Comment se mobiliser contre une idéologie si vaste qu'elle n'a pas de limites ? ... A quoi s'accrocher lorsque ce qui est puissant est aussi virtuel ?

Naomi Klein. ( "Journal d'une combattante")

 "Le vécu social muet suscite  ou accepte les verbalisations idéologiques et non l'inverse ; une idéologie ne convainc que les convaincus. Nous avons vu cela de nos yeux, si nous sommes quinquagénaires ou davantage : la découverte de la contraception a donné lieu à une comique expérimentation sociologique en conditions réelles. Avant la " pilule " , les jeunes filles respiraient dans l'air du temps et dans l'exemple de leurs compagnes les utiles vertus de pureté, de chasteté, de virginité, d'abstention sexuelle. ... Il a suffi que la pilule apparaisse pour que ces vertus disparaissent comme rosée au soleil : évaporées avec le péril, tant dans les duplex que dans les chaumières.
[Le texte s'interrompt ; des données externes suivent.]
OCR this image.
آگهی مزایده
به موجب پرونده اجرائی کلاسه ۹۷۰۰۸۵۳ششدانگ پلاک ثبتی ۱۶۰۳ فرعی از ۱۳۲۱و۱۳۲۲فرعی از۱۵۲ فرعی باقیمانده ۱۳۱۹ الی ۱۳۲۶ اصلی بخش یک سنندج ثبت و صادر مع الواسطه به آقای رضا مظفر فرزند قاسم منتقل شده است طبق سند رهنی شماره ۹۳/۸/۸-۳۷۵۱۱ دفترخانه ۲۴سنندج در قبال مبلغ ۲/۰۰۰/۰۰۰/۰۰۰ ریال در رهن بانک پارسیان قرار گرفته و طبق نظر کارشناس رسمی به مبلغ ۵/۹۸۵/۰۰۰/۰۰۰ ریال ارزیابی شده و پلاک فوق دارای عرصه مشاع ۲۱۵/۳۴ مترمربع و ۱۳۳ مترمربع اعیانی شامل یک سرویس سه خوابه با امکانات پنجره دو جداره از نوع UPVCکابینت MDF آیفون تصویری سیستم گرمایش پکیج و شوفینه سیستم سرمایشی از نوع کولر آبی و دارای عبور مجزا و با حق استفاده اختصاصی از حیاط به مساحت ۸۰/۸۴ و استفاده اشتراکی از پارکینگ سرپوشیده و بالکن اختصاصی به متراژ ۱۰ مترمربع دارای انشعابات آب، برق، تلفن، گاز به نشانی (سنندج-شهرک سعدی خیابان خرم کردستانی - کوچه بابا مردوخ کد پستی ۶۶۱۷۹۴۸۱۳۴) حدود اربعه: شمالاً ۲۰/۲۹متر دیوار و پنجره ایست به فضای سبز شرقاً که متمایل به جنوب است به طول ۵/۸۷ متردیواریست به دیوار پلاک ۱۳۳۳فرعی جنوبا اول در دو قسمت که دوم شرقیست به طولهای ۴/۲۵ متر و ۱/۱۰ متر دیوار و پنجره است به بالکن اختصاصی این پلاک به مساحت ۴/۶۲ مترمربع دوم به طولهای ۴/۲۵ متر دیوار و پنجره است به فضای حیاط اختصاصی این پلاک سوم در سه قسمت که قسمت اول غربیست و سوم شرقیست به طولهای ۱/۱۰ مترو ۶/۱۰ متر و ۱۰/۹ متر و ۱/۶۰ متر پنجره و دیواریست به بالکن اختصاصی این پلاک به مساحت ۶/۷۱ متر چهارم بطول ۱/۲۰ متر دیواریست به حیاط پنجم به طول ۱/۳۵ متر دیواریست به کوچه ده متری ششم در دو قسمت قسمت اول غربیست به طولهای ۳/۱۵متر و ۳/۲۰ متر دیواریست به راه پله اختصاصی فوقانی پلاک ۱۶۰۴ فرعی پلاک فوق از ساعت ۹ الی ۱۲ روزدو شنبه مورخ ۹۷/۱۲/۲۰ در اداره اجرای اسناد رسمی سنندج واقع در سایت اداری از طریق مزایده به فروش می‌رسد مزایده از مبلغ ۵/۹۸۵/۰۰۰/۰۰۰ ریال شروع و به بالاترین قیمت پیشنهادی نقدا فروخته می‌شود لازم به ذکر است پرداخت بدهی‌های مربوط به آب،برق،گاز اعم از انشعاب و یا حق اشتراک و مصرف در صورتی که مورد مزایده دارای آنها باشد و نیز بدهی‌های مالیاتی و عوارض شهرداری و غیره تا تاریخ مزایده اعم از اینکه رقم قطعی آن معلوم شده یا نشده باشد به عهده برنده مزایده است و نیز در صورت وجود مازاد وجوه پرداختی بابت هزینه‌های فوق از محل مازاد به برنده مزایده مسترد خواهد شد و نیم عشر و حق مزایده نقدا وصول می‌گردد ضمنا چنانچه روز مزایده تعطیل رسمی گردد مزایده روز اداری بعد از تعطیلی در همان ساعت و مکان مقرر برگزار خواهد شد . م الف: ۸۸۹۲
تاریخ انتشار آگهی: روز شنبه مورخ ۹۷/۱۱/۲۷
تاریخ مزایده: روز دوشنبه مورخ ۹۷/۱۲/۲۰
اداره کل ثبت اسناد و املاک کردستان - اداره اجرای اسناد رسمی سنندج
Leur effacement nous a paru si naturel que nous nous en sommes à peine aperçus, sans remarquer à cette occasion que ce n'était pas le vertuisme qui avait inculqué l'abstention, mais l'abstention qui, faute de contraception, s'était érigée en vertu."

Paul Veyne Extrait de ; " Quand notre monde est devenu chrétien "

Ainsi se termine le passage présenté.